As you watch the emptiness, you notice a small herd of mule deer. They feed between the mountain’s ponds, little scoops in the earth, formed by the eruption, filled by endless springs, alive. The deer watch you with slow caution until you break into all thought and speak to them. With that sound, they move away from you, bringing that sky, the emptiness, back down to the ground. All thoughts are returned to you and the sky resumes its simple task of appearing, with regularity, over your head.

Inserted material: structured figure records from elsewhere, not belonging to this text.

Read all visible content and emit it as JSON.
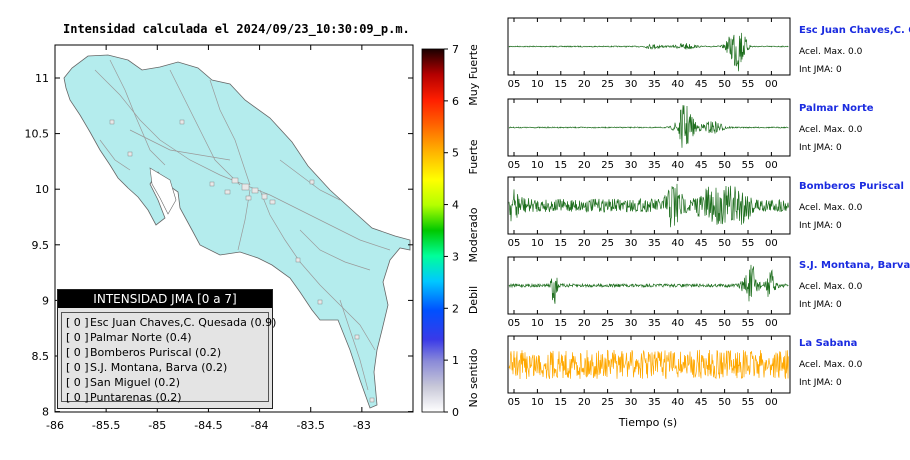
{
  "map": {
    "title": "Intensidad calculada el 2024/09/23_10:30:09_p.m.",
    "x_ticks": [
      "-86",
      "-85.5",
      "-85",
      "-84.5",
      "-84",
      "-83.5",
      "-83"
    ],
    "y_ticks": [
      "11",
      "10.5",
      "10",
      "9.5",
      "9",
      "8.5",
      "8"
    ],
    "land_color": "#b4eced"
  },
  "colorbar": {
    "ticks": [
      "7",
      "6",
      "5",
      "4",
      "3",
      "2",
      "1",
      "0"
    ],
    "classes": [
      "Muy Fuerte",
      "Fuerte",
      "Moderado",
      "Debil",
      "No sentido"
    ]
  },
  "legend": {
    "title": "INTENSIDAD JMA [0 a 7]",
    "items": [
      {
        "level": "[ 0 ]",
        "text": "Esc Juan Chaves,C. Quesada (0.9)"
      },
      {
        "level": "[ 0 ]",
        "text": "Palmar Norte (0.4)"
      },
      {
        "level": "[ 0 ]",
        "text": "Bomberos Puriscal (0.2)"
      },
      {
        "level": "[ 0 ]",
        "text": "S.J. Montana, Barva (0.2)"
      },
      {
        "level": "[ 0 ]",
        "text": "San Miguel (0.2)"
      },
      {
        "level": "[ 0 ]",
        "text": "Puntarenas (0.2)"
      }
    ]
  },
  "waveforms": {
    "x_ticks": [
      "05",
      "10",
      "15",
      "20",
      "25",
      "30",
      "35",
      "40",
      "45",
      "50",
      "55",
      "00"
    ],
    "xlabel": "Tiempo (s)",
    "stations": [
      {
        "name": "Esc Juan Chaves,C. Qu",
        "accel": "Acel. Max. 0.0",
        "jma": "Int JMA: 0",
        "color": "#1f6f1f",
        "bursts": [
          [
            52.5,
            1.0,
            1.8
          ],
          [
            41,
            0.12,
            2
          ],
          [
            34,
            0.08,
            2
          ]
        ],
        "noise": 0.02
      },
      {
        "name": "Palmar Norte",
        "accel": "Acel. Max. 0.0",
        "jma": "Int JMA: 0",
        "color": "#1f6f1f",
        "bursts": [
          [
            41,
            0.9,
            1.8
          ],
          [
            47,
            0.25,
            2.5
          ]
        ],
        "noise": 0.02
      },
      {
        "name": "Bomberos Puriscal",
        "accel": "Acel. Max. 0.0",
        "jma": "Int JMA: 0",
        "color": "#1f6f1f",
        "bursts": [
          [
            38.5,
            0.9,
            1.5
          ],
          [
            3,
            0.4,
            2
          ],
          [
            47,
            0.5,
            3
          ],
          [
            52.5,
            0.6,
            3
          ]
        ],
        "noise": 0.25
      },
      {
        "name": "S.J. Montana, Barva",
        "accel": "Acel. Max. 0.0",
        "jma": "Int JMA: 0",
        "color": "#1f6f1f",
        "bursts": [
          [
            12,
            0.9,
            0.6
          ],
          [
            55.5,
            0.8,
            1.5
          ],
          [
            60,
            0.6,
            1
          ]
        ],
        "noise": 0.06
      },
      {
        "name": "La Sabana",
        "accel": "Acel. Max. 0.0",
        "jma": "Int JMA: 0",
        "color": "#ffa800",
        "bursts": [],
        "noise": 0.55
      }
    ]
  }
}
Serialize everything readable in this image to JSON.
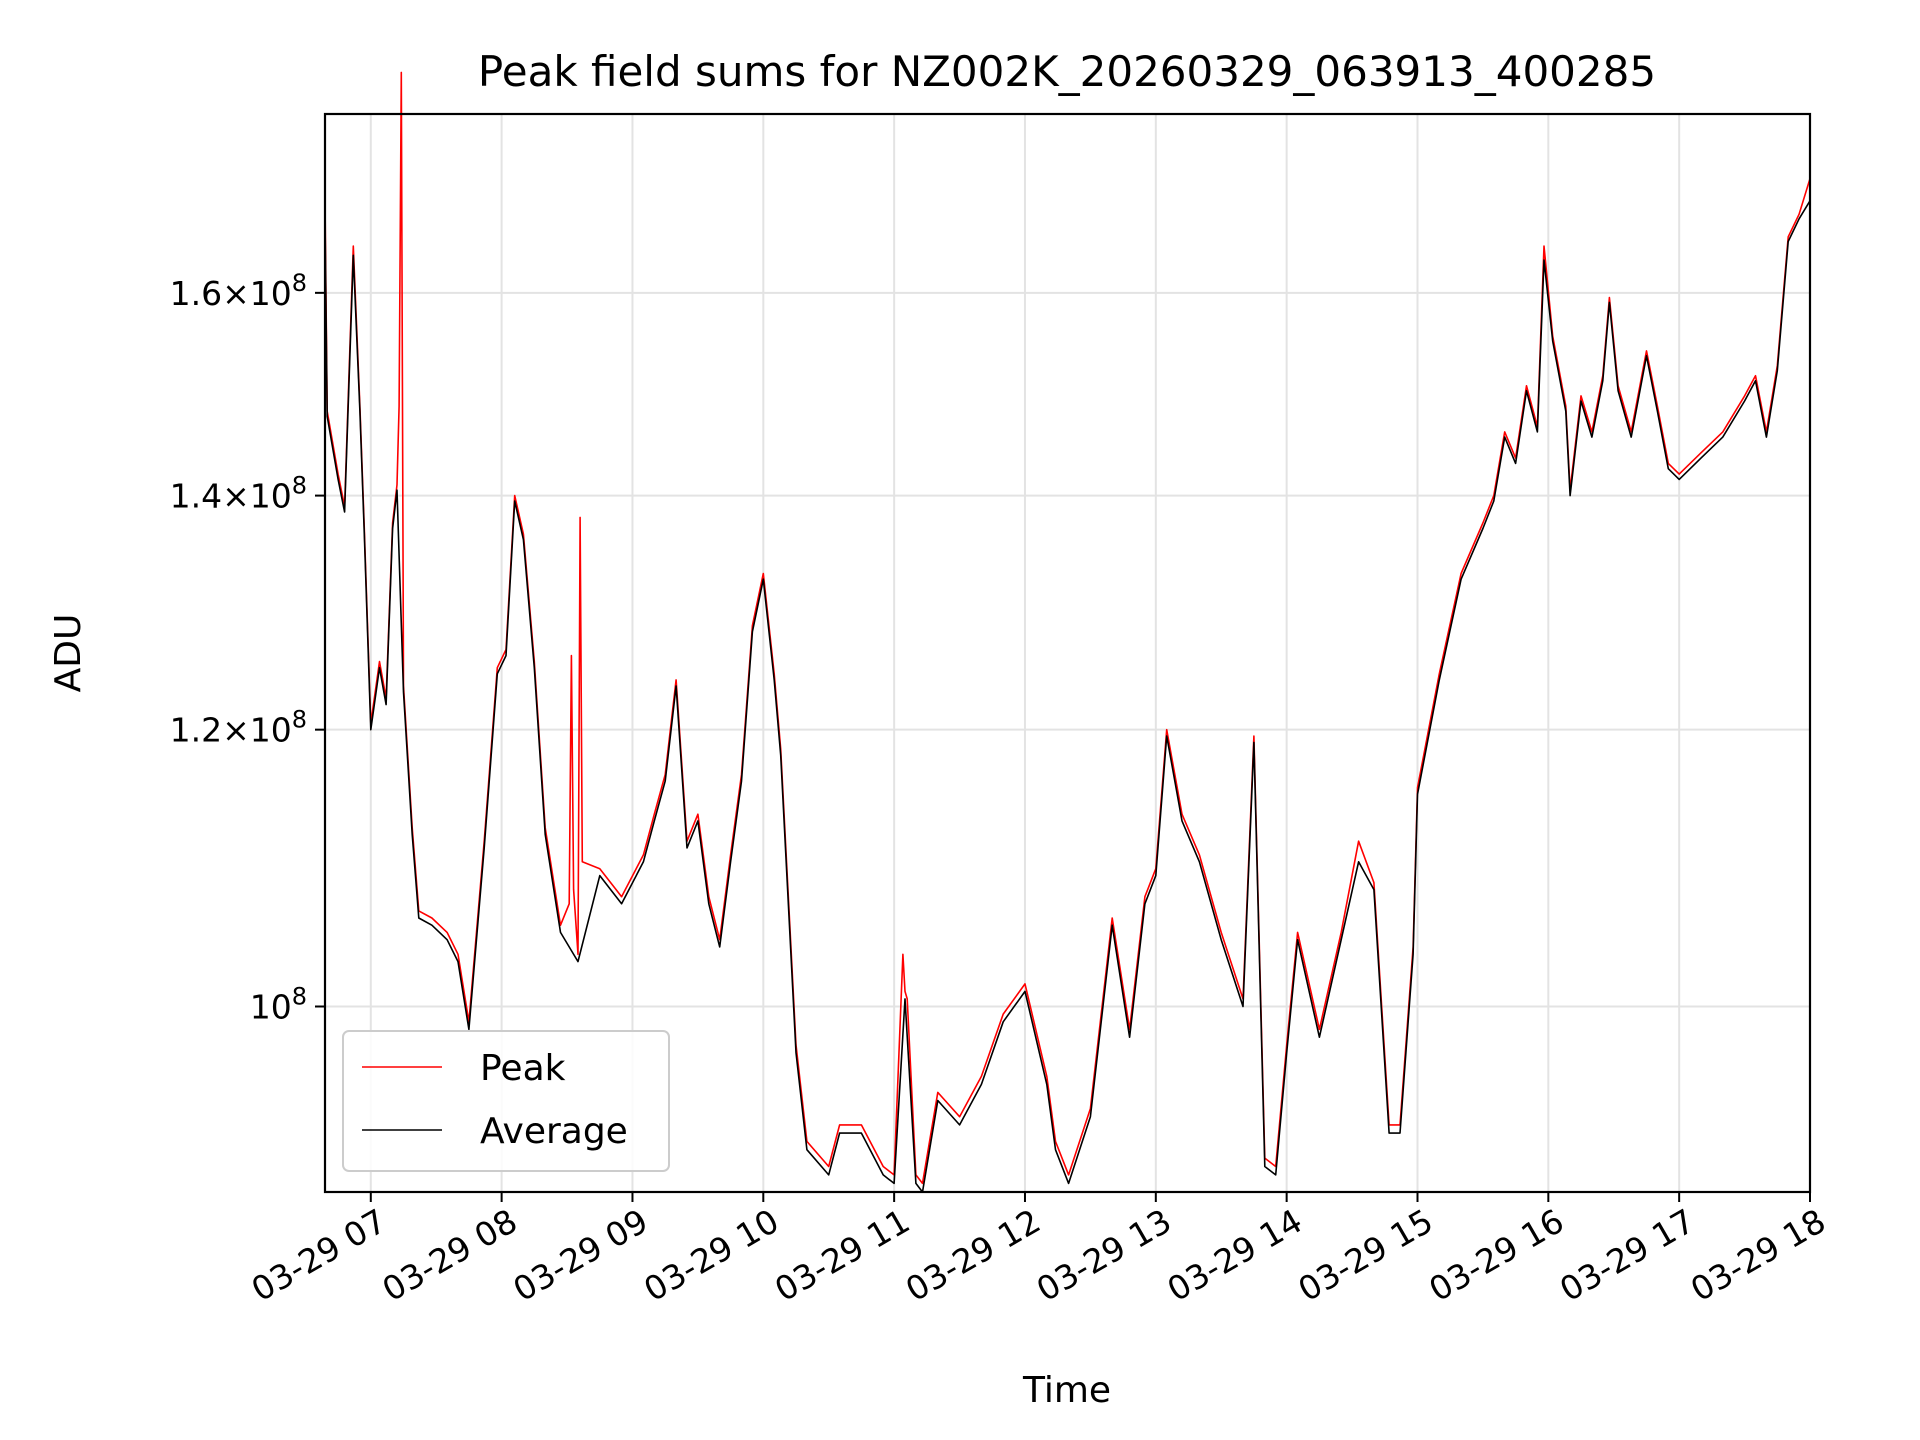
{
  "chart_data": {
    "type": "line",
    "title": "Peak field sums for NZ002K_20260329_063913_400285",
    "xlabel": "Time",
    "ylabel": "ADU",
    "y_scale": "log",
    "ylim": [
      88500000,
      180000000
    ],
    "xlim": [
      "2026-03-29 06:39",
      "2026-03-29 18:00"
    ],
    "grid": true,
    "legend_position": "lower-left",
    "x_ticks": [
      {
        "t": "2026-03-29 07:00",
        "label": "03-29 07"
      },
      {
        "t": "2026-03-29 08:00",
        "label": "03-29 08"
      },
      {
        "t": "2026-03-29 09:00",
        "label": "03-29 09"
      },
      {
        "t": "2026-03-29 10:00",
        "label": "03-29 10"
      },
      {
        "t": "2026-03-29 11:00",
        "label": "03-29 11"
      },
      {
        "t": "2026-03-29 12:00",
        "label": "03-29 12"
      },
      {
        "t": "2026-03-29 13:00",
        "label": "03-29 13"
      },
      {
        "t": "2026-03-29 14:00",
        "label": "03-29 14"
      },
      {
        "t": "2026-03-29 15:00",
        "label": "03-29 15"
      },
      {
        "t": "2026-03-29 16:00",
        "label": "03-29 16"
      },
      {
        "t": "2026-03-29 17:00",
        "label": "03-29 17"
      },
      {
        "t": "2026-03-29 18:00",
        "label": "03-29 18"
      }
    ],
    "y_ticks": [
      {
        "value": 100000000,
        "mant": "",
        "exp": "8"
      },
      {
        "value": 120000000,
        "mant": "1.2",
        "exp": "8"
      },
      {
        "value": 140000000,
        "mant": "1.4",
        "exp": "8"
      },
      {
        "value": 160000000,
        "mant": "1.6",
        "exp": "8"
      }
    ],
    "colors": {
      "peak": "#ff0000",
      "average": "#000000"
    },
    "series": [
      {
        "name": "Average",
        "x": [
          "2026-03-29 06:39",
          "2026-03-29 06:40",
          "2026-03-29 06:45",
          "2026-03-29 06:48",
          "2026-03-29 06:52",
          "2026-03-29 06:55",
          "2026-03-29 06:57",
          "2026-03-29 07:00",
          "2026-03-29 07:04",
          "2026-03-29 07:07",
          "2026-03-29 07:10",
          "2026-03-29 07:12",
          "2026-03-29 07:15",
          "2026-03-29 07:19",
          "2026-03-29 07:22",
          "2026-03-29 07:28",
          "2026-03-29 07:35",
          "2026-03-29 07:40",
          "2026-03-29 07:45",
          "2026-03-29 07:52",
          "2026-03-29 07:58",
          "2026-03-29 08:02",
          "2026-03-29 08:06",
          "2026-03-29 08:10",
          "2026-03-29 08:15",
          "2026-03-29 08:20",
          "2026-03-29 08:27",
          "2026-03-29 08:35",
          "2026-03-29 08:45",
          "2026-03-29 08:55",
          "2026-03-29 09:05",
          "2026-03-29 09:10",
          "2026-03-29 09:15",
          "2026-03-29 09:20",
          "2026-03-29 09:25",
          "2026-03-29 09:30",
          "2026-03-29 09:35",
          "2026-03-29 09:40",
          "2026-03-29 09:45",
          "2026-03-29 09:50",
          "2026-03-29 09:55",
          "2026-03-29 10:00",
          "2026-03-29 10:05",
          "2026-03-29 10:08",
          "2026-03-29 10:15",
          "2026-03-29 10:20",
          "2026-03-29 10:30",
          "2026-03-29 10:35",
          "2026-03-29 10:45",
          "2026-03-29 10:55",
          "2026-03-29 11:00",
          "2026-03-29 11:05",
          "2026-03-29 11:10",
          "2026-03-29 11:13",
          "2026-03-29 11:20",
          "2026-03-29 11:30",
          "2026-03-29 11:40",
          "2026-03-29 11:50",
          "2026-03-29 12:00",
          "2026-03-29 12:10",
          "2026-03-29 12:14",
          "2026-03-29 12:20",
          "2026-03-29 12:30",
          "2026-03-29 12:40",
          "2026-03-29 12:48",
          "2026-03-29 12:55",
          "2026-03-29 13:00",
          "2026-03-29 13:05",
          "2026-03-29 13:12",
          "2026-03-29 13:20",
          "2026-03-29 13:30",
          "2026-03-29 13:40",
          "2026-03-29 13:45",
          "2026-03-29 13:50",
          "2026-03-29 13:55",
          "2026-03-29 14:00",
          "2026-03-29 14:05",
          "2026-03-29 14:15",
          "2026-03-29 14:25",
          "2026-03-29 14:33",
          "2026-03-29 14:40",
          "2026-03-29 14:47",
          "2026-03-29 14:52",
          "2026-03-29 14:58",
          "2026-03-29 15:00",
          "2026-03-29 15:10",
          "2026-03-29 15:20",
          "2026-03-29 15:30",
          "2026-03-29 15:35",
          "2026-03-29 15:40",
          "2026-03-29 15:45",
          "2026-03-29 15:50",
          "2026-03-29 15:55",
          "2026-03-29 15:58",
          "2026-03-29 16:02",
          "2026-03-29 16:08",
          "2026-03-29 16:10",
          "2026-03-29 16:15",
          "2026-03-29 16:20",
          "2026-03-29 16:25",
          "2026-03-29 16:28",
          "2026-03-29 16:32",
          "2026-03-29 16:38",
          "2026-03-29 16:45",
          "2026-03-29 16:50",
          "2026-03-29 16:55",
          "2026-03-29 17:00",
          "2026-03-29 17:10",
          "2026-03-29 17:20",
          "2026-03-29 17:30",
          "2026-03-29 17:35",
          "2026-03-29 17:40",
          "2026-03-29 17:45",
          "2026-03-29 17:50",
          "2026-03-29 17:55",
          "2026-03-29 18:00"
        ],
        "y": [
          168000000,
          147500000,
          141500000,
          138500000,
          164000000,
          148000000,
          136500000,
          120000000,
          125000000,
          122000000,
          137000000,
          140500000,
          123000000,
          112000000,
          106000000,
          105500000,
          104500000,
          103000000,
          98500000,
          111000000,
          124500000,
          126000000,
          139500000,
          136000000,
          125000000,
          112000000,
          105000000,
          103000000,
          109000000,
          107000000,
          110000000,
          113000000,
          116000000,
          123500000,
          111000000,
          113000000,
          107000000,
          104000000,
          110000000,
          116000000,
          128000000,
          132500000,
          124000000,
          118000000,
          97000000,
          91000000,
          89500000,
          92000000,
          92000000,
          89500000,
          89000000,
          100500000,
          89000000,
          88500000,
          94000000,
          92500000,
          95000000,
          99000000,
          101000000,
          95000000,
          91000000,
          89000000,
          93000000,
          105500000,
          98000000,
          107000000,
          109000000,
          119500000,
          113000000,
          110000000,
          104500000,
          100000000,
          119000000,
          90000000,
          89500000,
          97000000,
          104500000,
          98000000,
          104500000,
          110000000,
          108000000,
          92000000,
          92000000,
          103500000,
          115000000,
          124000000,
          132500000,
          137000000,
          139500000,
          145500000,
          143000000,
          150000000,
          146000000,
          163500000,
          155000000,
          148000000,
          140000000,
          149000000,
          145500000,
          151000000,
          159000000,
          150000000,
          145500000,
          153500000,
          148000000,
          142500000,
          141500000,
          143500000,
          145500000,
          149000000,
          151000000,
          145500000,
          152000000,
          165500000,
          168000000,
          170000000
        ]
      },
      {
        "name": "Peak",
        "x": [
          "2026-03-29 06:39",
          "2026-03-29 06:40",
          "2026-03-29 06:45",
          "2026-03-29 06:48",
          "2026-03-29 06:52",
          "2026-03-29 06:55",
          "2026-03-29 06:57",
          "2026-03-29 07:00",
          "2026-03-29 07:04",
          "2026-03-29 07:07",
          "2026-03-29 07:10",
          "2026-03-29 07:12",
          "2026-03-29 07:13",
          "2026-03-29 07:14",
          "2026-03-29 07:15",
          "2026-03-29 07:19",
          "2026-03-29 07:22",
          "2026-03-29 07:28",
          "2026-03-29 07:35",
          "2026-03-29 07:40",
          "2026-03-29 07:45",
          "2026-03-29 07:52",
          "2026-03-29 07:58",
          "2026-03-29 08:02",
          "2026-03-29 08:06",
          "2026-03-29 08:10",
          "2026-03-29 08:15",
          "2026-03-29 08:20",
          "2026-03-29 08:27",
          "2026-03-29 08:31",
          "2026-03-29 08:32",
          "2026-03-29 08:33",
          "2026-03-29 08:35",
          "2026-03-29 08:36",
          "2026-03-29 08:37",
          "2026-03-29 08:45",
          "2026-03-29 08:55",
          "2026-03-29 09:05",
          "2026-03-29 09:10",
          "2026-03-29 09:15",
          "2026-03-29 09:20",
          "2026-03-29 09:25",
          "2026-03-29 09:30",
          "2026-03-29 09:35",
          "2026-03-29 09:40",
          "2026-03-29 09:45",
          "2026-03-29 09:50",
          "2026-03-29 09:55",
          "2026-03-29 10:00",
          "2026-03-29 10:05",
          "2026-03-29 10:08",
          "2026-03-29 10:15",
          "2026-03-29 10:20",
          "2026-03-29 10:30",
          "2026-03-29 10:35",
          "2026-03-29 10:45",
          "2026-03-29 10:55",
          "2026-03-29 11:00",
          "2026-03-29 11:04",
          "2026-03-29 11:05",
          "2026-03-29 11:06",
          "2026-03-29 11:10",
          "2026-03-29 11:13",
          "2026-03-29 11:20",
          "2026-03-29 11:30",
          "2026-03-29 11:40",
          "2026-03-29 11:50",
          "2026-03-29 12:00",
          "2026-03-29 12:10",
          "2026-03-29 12:14",
          "2026-03-29 12:20",
          "2026-03-29 12:30",
          "2026-03-29 12:40",
          "2026-03-29 12:48",
          "2026-03-29 12:55",
          "2026-03-29 13:00",
          "2026-03-29 13:05",
          "2026-03-29 13:12",
          "2026-03-29 13:20",
          "2026-03-29 13:30",
          "2026-03-29 13:40",
          "2026-03-29 13:45",
          "2026-03-29 13:50",
          "2026-03-29 13:55",
          "2026-03-29 14:00",
          "2026-03-29 14:05",
          "2026-03-29 14:15",
          "2026-03-29 14:25",
          "2026-03-29 14:33",
          "2026-03-29 14:40",
          "2026-03-29 14:47",
          "2026-03-29 14:52",
          "2026-03-29 14:58",
          "2026-03-29 15:00",
          "2026-03-29 15:10",
          "2026-03-29 15:20",
          "2026-03-29 15:30",
          "2026-03-29 15:35",
          "2026-03-29 15:40",
          "2026-03-29 15:45",
          "2026-03-29 15:50",
          "2026-03-29 15:55",
          "2026-03-29 15:58",
          "2026-03-29 16:02",
          "2026-03-29 16:08",
          "2026-03-29 16:10",
          "2026-03-29 16:15",
          "2026-03-29 16:20",
          "2026-03-29 16:25",
          "2026-03-29 16:28",
          "2026-03-29 16:32",
          "2026-03-29 16:38",
          "2026-03-29 16:45",
          "2026-03-29 16:50",
          "2026-03-29 16:55",
          "2026-03-29 17:00",
          "2026-03-29 17:10",
          "2026-03-29 17:20",
          "2026-03-29 17:30",
          "2026-03-29 17:35",
          "2026-03-29 17:40",
          "2026-03-29 17:45",
          "2026-03-29 17:50",
          "2026-03-29 17:55",
          "2026-03-29 18:00"
        ],
        "y": [
          170000000,
          148000000,
          142000000,
          139000000,
          165000000,
          148500000,
          137000000,
          120500000,
          125500000,
          122500000,
          137500000,
          141000000,
          148500000,
          185000000,
          123500000,
          112500000,
          106500000,
          106000000,
          105000000,
          103500000,
          99000000,
          111500000,
          125000000,
          126500000,
          140000000,
          136500000,
          125500000,
          112500000,
          105500000,
          107000000,
          126000000,
          108000000,
          103500000,
          138000000,
          110000000,
          109500000,
          107500000,
          110500000,
          113500000,
          116500000,
          124000000,
          111500000,
          113500000,
          107500000,
          104500000,
          110500000,
          116500000,
          128500000,
          133000000,
          124500000,
          118500000,
          97500000,
          91500000,
          90000000,
          92500000,
          92500000,
          90000000,
          89500000,
          103500000,
          101000000,
          100500000,
          89500000,
          89000000,
          94500000,
          93000000,
          95500000,
          99500000,
          101500000,
          95500000,
          91500000,
          89500000,
          93500000,
          106000000,
          98500000,
          107500000,
          109500000,
          120000000,
          113500000,
          110500000,
          105000000,
          100500000,
          119500000,
          90500000,
          90000000,
          97500000,
          105000000,
          98500000,
          105000000,
          111500000,
          108500000,
          92500000,
          92500000,
          104000000,
          115500000,
          124500000,
          133000000,
          137500000,
          140000000,
          146000000,
          143500000,
          150500000,
          146500000,
          165000000,
          155500000,
          148500000,
          140500000,
          149500000,
          146000000,
          151500000,
          159500000,
          150500000,
          146000000,
          154000000,
          148500000,
          143000000,
          142000000,
          144000000,
          146000000,
          149500000,
          151500000,
          146000000,
          152500000,
          166000000,
          168500000,
          172500000
        ]
      }
    ]
  }
}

And it’s only when you get back home when you realize the reason you search for the emptiness. For you never knew you’d see the deer and you were aware that the mountain may be hard to see on some days. That same sky is inside you, full of stars or sun, clouds and wind…a series of personalities, always in the process of change. And it takes your own voice, one that you can clearly hear, to break into all thought, making that sky settle back down to earth.

 

 

Scapegoat’s Paradox

Holding it in, close, became a strength

An essence, a nugget, bloom’s heart

Shaped by chinks, cracks, and splits

Of a shell you wished was a softer hue.

 

Relinquished, expelled, produced a body

The lucid form of your careful ambiguity

From a cold clay, carved and baked

An Image of remedy, poison, and sacrifice.

 

 

 

Mild Streak

Rain stopped

Forced spring out for a day.

 

Winter is an ideal

With a harsh streak of delirium.

 

 

 

Footprints

These cold hills stand unconcerned of what walks beneath them. Snow, that made it through the day’s rain, will be covered by night’s newest layer of white. But here today, the rain collects upon the trail.

Footprints lie scattered. There are recent ones, still adhering to the shape of a shoe and older ones losing the semblance of humanness. All show their course around the puddles, trying to find the driest method to continue.

And yes, there’s evidence of others who’ve abandoned finding the dry way. Perhaps, they see themselves as hearty, brave, or trust their shoes more than others, or just don’t care.

Tomorrow, when the snow sticks, quieting the rain, puddles will be replaced by a contour of white. The trail can still be seen and if you look closely, you will see other kinds of footprints, who share the path, either dry or wet.

And the cold hills still remain unconcerned, even though it’s they, who we all wish to see.

 

(Click on image to enlarge. Salmon River, near Mt. Hood. Jan. 2020)

Naming Creeks

The creek isn’t cruel by not knowing my name.

Even though, I have known its name all my life.

On walks, I still follow its voice, soothed by its flow.

I won’t ask it to know me.

I’m okay with being an eternal stranger to it.

 

The creek doesn’t need my name

For me to hear its voice

Even during the loneliest times

When snow blankets its banks

And trees block the wind from its surface.

 

There are times when I wish

I could mimic the creek

But I know its name, taught to me by these very words

Which curve around boulders and tree limbs

Written by the currents of my own heart

 

Wet Pine Needles

Running the brittle floor—upon leaves settled to soil.

With mild hands wandering—through air and pressed sunlight.

Becoming branches—breaching the film of moist sky.

Clinging to winter’s sun—lucent thoughts, fictile.

Moving with the wildness—of the warm, fragile body.

Its abstractions of molds—ravines, dips, and death.

 

Wet pine needles held in a beam of furtive light.